Sum the water heights for each index.

Complexity

time: $O(n^2)$
space : $O(1)$

def trap(self, height: List[int]) -> int:
    res = 0
    n = len(height)

    for i in range(n):
        # calc the max height to the left
        left_max = 0
        for l in range(i):
            left_max = max(left_max, height[l])

        # calc the max height to the right
        right_max = 0
        for r in range(i+1, n):
            right_max = max(right_max, height[r])

        # calc the water height
        water = min(left_max, right_max) - height[i]
        if water > 0: res += water

    return res

DP

Initialize leftMax[0] = height[0] and rightMax[n−1] = height[n−1].

• For $1 \le i \le n-1$, leftMax[i] = max(leftMax[i−1], height[i])
• For $0 \le i \le n-2$, rightMax[i] = max(rightMax[i+1], height[i])

Complexity

time: $O(n)$
space : $O(n)$

def trap(self, height: List[int]) -> int:
    if not height: return 0
    res = 0
    n = len(height)
    left_max, right_max = [0 for _ in range(n)], [0 for _ in range(n)]

    # calc the max height to the left
    left_max[0] = height[0]
    for i in range(1, n):
        left_max[i] = max(height[i], left_max[i-1])

    # calc the max height to the right
    right_max[-1] = height[-1]
    for i in range(n-2, -1, -1):
        right_max[i] = max(height[i], right_max[i+1])

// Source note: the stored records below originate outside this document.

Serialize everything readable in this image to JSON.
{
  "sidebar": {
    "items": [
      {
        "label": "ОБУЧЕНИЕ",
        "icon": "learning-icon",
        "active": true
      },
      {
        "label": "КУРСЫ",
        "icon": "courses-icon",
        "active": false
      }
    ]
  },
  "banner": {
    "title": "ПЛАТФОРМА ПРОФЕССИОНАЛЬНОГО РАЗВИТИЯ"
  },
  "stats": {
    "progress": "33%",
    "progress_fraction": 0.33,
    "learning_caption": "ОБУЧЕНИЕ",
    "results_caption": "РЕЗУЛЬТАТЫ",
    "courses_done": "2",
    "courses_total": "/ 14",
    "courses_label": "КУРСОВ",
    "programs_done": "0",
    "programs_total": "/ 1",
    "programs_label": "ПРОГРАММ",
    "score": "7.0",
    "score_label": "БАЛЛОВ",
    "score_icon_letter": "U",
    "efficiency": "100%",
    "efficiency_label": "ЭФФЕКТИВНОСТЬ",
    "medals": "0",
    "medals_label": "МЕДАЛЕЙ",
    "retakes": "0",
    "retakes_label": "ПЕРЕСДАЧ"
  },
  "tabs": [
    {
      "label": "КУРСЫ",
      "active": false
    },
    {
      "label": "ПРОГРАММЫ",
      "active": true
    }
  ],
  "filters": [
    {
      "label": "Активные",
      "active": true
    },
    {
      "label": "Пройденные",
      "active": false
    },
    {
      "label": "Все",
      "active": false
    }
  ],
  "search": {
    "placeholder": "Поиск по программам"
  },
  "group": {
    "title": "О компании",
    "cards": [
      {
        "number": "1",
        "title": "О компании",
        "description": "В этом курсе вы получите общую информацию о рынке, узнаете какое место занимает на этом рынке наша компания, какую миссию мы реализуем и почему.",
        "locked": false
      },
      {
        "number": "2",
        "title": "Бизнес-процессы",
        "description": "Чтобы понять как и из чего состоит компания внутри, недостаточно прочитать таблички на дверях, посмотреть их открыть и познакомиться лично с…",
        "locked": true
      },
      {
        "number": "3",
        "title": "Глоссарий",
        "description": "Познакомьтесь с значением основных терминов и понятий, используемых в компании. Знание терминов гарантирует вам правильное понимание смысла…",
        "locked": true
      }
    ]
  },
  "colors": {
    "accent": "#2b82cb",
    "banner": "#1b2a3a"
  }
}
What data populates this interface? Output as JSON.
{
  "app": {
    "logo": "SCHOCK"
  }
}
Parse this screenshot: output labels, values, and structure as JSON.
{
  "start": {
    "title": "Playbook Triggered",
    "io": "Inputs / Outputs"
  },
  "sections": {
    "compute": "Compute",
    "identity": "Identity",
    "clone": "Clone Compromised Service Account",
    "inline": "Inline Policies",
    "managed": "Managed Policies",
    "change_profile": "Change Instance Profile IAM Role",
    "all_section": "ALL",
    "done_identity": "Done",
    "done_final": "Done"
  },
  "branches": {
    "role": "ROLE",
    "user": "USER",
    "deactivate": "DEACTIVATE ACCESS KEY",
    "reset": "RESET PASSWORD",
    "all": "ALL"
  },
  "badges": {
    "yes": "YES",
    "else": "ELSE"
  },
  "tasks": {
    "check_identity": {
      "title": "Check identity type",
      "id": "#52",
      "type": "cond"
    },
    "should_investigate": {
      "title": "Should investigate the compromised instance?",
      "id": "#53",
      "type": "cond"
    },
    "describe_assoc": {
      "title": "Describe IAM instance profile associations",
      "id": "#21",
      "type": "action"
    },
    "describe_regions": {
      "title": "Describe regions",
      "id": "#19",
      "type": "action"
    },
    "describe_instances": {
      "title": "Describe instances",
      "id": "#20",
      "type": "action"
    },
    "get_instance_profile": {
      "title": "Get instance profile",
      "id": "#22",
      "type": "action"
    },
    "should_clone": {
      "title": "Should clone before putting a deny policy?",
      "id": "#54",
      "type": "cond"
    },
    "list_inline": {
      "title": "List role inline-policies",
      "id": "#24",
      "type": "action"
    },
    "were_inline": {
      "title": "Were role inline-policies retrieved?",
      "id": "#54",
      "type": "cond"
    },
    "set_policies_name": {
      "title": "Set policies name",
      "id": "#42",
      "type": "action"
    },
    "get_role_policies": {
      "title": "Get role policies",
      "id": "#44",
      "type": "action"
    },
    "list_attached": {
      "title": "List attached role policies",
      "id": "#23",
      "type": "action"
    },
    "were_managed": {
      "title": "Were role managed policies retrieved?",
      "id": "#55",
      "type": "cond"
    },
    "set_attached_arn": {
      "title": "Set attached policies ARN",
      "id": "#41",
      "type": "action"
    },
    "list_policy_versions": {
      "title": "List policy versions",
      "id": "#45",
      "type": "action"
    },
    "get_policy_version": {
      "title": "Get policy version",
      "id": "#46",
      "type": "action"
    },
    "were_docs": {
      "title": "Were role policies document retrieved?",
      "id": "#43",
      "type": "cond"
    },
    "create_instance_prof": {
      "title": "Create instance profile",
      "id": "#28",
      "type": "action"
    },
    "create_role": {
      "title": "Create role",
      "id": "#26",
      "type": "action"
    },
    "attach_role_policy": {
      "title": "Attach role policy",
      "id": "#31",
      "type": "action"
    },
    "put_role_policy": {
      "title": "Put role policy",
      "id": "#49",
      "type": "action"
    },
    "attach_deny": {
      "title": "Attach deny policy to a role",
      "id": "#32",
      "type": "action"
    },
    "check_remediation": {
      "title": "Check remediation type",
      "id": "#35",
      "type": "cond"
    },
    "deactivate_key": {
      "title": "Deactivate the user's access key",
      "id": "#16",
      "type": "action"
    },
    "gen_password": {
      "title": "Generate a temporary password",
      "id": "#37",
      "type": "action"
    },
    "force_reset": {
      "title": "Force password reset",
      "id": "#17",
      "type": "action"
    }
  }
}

    # calc the water height
    for i in range(1, n):
        res += min(left_max[i], right_max[i]) - height[i]
    return res

Monotonic Stack

stack stores the indices of height in descending order of temperature from bottom to top. If we found a bar longer than that at the top, we are sure that the bar at the top of the stack is bounded by the current bar and a previous bar in the stack, hence, we can pop it and add resulting trapped water to res.

Complexity

time: $O(n)$ (each bar can be operated at most twice: inserted to and removed from the stack)
space : $O(n)$

def trap(self, height: List[int]) -> int:
    res = 0
    n = len(height)
    stack = []
    for i in range(n):
        while stack and height[i] > height[stack[-1]]:
            top = stack.pop()
            # will need stack[-1] for the left bar
            if not stack:
                break
            distance = i - stack[-1] - 1
            bounded_height = min(height[i], height[stack[-1]]) - height[top]
            res += distance * bounded_height
        stack.append(i)
    return res

Two Pointers

Use left and right to traverse from ends to middle.

Complexity

time: $O(n)$
space : $O(1)$

def trap(self, height: List[int]) -> int:
    res = 0
    n = len(height)
    left, right = 0, n-1
    left_max = right_max = 0
    while left < right:
        # update left_max and right_max
        left_max = max(left_max, height[left])
        right_max = max(right_max, height[right])

        if height[left] < height[right]:
            # left_max < right_max, update res & left
            res += left_max - height[left]
            left += 1
        else:
            # left_max >= right_max, update res & right
            res += right_max - height[right]
            right -= 1
    return res